R2: Supply-Side Policies Would Be Effective In Achieving A Healthy BOT and Price Stability
Supply-side policies that simultaneously increase both aggregate demand (AD) and aggregate supply (AS) can help achieve sustained, non-inflationary economic growth while strengthening Singapore’s balance of trade (BOT).
For example, the Productivity Solutions Grant (PSG) provides subsidies of up to 50% for small and medium-sized enterprises (SMEs) to adopt pre-approved IT solutions, automation tools, and equipment in sectors such as retail, manufacturing, and logistics. By lowering the cost barrier for innovation, PSG increases the quantity and quality of capital, as more firms invest in technology and modern equipment. This enhances efficiency and raises productive capacity, shifting the LRAS rightward from LRAS₀ to LRAS₁. At the same time, higher productivity reduces unit costs of production, allowing firms to expand output without causing upward pressure on the general price level. As a result, the economy experiences sustained, non-inflationary growth, achieving price stability alongside higher output as the analysis mentioned above.
This productivity-driven cost reduction also enhances Singapore’s export competitiveness. Firms that enjoy lower costs can reduce export prices, improving price competitiveness. Assuming the price elasticity of demand (PED) for exports is greater than one, export revenue (X) rises as the increase in export volume outweighs the fall in prices. Furthermore, PSG-supported R&D and innovation raise product quality and differentiation, improving non-price competitiveness. Together, these effects increase demand for exports while encouraging local consumers to substitute imported goods for cheaper, higher-quality domestic alternatives. This leads to a rise in net exports (X–M), strengthening Singapore’s current account balance.

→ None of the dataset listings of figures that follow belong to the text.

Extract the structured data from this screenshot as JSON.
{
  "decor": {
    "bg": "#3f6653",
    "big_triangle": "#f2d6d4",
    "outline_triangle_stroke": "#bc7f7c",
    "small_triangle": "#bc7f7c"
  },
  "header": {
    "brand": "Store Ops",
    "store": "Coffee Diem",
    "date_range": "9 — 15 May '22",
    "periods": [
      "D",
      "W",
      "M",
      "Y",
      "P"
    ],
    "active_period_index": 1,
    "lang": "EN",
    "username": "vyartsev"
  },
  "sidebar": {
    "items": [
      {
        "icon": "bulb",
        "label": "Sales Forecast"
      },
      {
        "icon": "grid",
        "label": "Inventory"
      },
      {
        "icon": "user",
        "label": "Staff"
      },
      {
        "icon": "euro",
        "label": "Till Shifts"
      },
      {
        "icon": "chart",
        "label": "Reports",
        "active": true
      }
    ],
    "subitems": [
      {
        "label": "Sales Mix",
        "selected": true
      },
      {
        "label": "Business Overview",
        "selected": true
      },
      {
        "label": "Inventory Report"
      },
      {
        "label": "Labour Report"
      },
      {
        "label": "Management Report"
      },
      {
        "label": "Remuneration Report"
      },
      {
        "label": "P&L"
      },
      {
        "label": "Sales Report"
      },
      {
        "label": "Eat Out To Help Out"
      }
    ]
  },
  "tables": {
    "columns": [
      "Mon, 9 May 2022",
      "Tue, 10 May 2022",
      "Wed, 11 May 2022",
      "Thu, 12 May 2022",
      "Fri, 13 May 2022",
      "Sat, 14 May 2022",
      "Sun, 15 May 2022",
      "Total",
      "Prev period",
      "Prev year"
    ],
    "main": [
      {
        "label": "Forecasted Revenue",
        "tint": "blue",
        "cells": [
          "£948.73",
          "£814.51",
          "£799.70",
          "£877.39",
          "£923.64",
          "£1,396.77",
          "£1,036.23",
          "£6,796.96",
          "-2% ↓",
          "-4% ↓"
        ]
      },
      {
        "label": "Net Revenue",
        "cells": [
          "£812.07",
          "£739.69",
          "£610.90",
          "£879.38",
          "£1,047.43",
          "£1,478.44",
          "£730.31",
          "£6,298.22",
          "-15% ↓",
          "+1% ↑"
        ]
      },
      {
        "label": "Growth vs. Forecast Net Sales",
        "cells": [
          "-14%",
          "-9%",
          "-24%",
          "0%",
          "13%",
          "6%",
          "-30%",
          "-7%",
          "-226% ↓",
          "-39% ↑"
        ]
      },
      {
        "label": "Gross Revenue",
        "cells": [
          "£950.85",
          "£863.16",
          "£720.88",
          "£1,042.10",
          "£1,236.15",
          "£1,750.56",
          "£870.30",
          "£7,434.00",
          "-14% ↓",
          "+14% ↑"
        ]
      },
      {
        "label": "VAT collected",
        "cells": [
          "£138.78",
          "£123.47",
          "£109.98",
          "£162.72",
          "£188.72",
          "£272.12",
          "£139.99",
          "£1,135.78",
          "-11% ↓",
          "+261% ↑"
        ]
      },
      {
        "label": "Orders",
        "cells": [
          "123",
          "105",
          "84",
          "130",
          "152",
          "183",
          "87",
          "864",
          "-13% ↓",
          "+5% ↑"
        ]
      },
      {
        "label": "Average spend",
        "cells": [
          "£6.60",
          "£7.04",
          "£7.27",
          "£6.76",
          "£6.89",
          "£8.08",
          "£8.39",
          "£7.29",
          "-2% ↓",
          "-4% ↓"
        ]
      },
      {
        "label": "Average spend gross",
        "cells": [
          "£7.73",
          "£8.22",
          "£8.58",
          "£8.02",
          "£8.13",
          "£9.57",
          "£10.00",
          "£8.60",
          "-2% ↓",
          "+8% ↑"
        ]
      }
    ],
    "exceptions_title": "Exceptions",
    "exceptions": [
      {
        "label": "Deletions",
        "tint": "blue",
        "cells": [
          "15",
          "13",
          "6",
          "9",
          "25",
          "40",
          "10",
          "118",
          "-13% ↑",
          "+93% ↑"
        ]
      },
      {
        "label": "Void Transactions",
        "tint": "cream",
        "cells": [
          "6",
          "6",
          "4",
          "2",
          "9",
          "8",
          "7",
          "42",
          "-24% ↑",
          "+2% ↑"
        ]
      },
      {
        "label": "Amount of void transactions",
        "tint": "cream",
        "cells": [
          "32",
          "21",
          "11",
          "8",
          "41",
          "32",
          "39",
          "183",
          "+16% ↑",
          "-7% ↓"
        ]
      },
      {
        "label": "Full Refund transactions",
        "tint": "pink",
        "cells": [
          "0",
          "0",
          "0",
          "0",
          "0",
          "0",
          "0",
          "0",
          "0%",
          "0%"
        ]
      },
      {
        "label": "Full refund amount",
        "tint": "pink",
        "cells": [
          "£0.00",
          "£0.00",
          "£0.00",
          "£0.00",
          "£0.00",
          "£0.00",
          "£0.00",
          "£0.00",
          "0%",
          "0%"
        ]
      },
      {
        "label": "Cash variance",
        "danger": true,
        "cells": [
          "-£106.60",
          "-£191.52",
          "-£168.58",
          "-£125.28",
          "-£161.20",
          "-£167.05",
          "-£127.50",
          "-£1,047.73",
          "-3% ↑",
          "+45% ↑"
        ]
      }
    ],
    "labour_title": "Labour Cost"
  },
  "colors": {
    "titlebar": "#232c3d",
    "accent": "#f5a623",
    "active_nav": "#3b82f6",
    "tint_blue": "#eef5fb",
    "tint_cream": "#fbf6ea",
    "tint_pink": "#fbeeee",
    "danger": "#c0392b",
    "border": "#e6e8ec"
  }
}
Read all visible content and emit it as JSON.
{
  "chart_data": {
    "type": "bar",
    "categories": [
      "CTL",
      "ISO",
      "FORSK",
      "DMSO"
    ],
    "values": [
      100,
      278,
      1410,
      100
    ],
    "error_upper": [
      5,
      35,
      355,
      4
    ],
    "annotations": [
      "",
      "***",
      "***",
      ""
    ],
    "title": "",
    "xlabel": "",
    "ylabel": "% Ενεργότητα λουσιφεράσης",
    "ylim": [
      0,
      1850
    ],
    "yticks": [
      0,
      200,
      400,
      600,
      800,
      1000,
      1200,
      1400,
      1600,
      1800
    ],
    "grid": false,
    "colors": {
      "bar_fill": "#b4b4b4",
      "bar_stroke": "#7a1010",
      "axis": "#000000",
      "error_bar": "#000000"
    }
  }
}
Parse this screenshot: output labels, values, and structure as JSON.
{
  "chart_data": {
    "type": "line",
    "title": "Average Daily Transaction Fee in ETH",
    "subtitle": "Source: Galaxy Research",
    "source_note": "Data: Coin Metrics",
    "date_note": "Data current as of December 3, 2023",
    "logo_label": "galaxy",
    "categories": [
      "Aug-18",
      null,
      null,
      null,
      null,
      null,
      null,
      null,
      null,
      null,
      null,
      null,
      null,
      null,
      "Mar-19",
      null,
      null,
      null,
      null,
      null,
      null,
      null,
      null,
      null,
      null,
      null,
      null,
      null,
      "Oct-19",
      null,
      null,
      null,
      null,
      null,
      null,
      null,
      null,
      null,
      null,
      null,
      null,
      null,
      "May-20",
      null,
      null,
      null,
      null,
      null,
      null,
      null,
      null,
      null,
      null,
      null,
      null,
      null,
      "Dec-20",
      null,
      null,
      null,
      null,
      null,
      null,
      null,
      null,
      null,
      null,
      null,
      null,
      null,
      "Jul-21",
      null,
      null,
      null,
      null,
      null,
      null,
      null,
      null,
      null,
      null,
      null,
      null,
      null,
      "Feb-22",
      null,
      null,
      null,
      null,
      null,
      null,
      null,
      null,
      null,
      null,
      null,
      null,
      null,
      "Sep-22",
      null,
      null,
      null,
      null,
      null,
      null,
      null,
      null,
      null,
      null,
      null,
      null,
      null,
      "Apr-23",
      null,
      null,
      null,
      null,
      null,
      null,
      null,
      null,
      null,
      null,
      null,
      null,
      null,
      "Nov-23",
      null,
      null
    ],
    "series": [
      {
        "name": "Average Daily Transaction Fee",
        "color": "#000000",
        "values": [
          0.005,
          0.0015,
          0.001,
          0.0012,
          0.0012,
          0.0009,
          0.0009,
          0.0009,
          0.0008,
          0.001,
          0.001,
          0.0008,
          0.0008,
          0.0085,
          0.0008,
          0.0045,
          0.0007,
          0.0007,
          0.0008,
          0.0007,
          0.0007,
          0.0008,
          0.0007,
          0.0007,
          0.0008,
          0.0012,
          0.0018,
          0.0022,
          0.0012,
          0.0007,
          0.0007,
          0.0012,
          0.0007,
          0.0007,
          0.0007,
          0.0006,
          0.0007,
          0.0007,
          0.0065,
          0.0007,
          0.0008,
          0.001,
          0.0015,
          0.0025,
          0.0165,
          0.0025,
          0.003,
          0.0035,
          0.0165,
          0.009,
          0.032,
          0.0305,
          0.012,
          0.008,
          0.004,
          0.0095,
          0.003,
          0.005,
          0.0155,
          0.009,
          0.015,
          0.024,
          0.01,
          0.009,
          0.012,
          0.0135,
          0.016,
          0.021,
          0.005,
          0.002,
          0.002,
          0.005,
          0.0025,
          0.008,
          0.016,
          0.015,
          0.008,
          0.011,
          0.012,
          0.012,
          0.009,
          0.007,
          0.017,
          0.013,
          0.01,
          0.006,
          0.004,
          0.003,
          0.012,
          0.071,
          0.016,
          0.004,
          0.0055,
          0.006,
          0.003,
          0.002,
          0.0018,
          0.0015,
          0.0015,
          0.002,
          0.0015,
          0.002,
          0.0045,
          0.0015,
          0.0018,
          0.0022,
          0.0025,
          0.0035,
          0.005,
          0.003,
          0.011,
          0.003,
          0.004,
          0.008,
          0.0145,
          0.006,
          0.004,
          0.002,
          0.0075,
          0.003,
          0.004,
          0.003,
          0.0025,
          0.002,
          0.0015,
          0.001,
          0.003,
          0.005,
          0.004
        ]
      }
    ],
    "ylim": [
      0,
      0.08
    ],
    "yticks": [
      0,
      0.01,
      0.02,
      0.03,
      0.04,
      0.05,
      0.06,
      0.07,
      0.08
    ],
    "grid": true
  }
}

EV2: Long Gestation Period
However, the effectiveness of supply-side policies such as PSG in achieving a healthy BOP might be limited. Firstly, implementing PSG and similar policies requires substantial government funding, leading to significant opportunity costs. Government spending on these grants and subsidies restricts the availability of funds for other essential sectors, such as healthcare, education, and infrastructure. Additionally, the process of research and development supported by these policies is lengthy and complex, requiring considerable time for testing, proving, and implementation, thus limiting immediate impacts. Consequently, in the short run, supply-side policies may not effectively address urgent economic challenges like severe BOP deficits.
Evaluation
In conclusion, supply-side policies typically involve longer implementation and realization timeframes, making them more suitable for long-term economic planning. For short-term economic stabilization and immediate issues such as recessions or inflation, demand-management policies may be more effective. Ultimately, the appropriateness of supply-side policies depends on the specific root causes hindering an economy from achieving its macroeconomic goals. While developed countries with sufficient resources and stable fiscal positions can effectively utilize supply-side strategies, developing countries might initially benefit more from demand-management approaches, addressing urgent short-term economic concerns before progressively adopting long-term supply-side measures.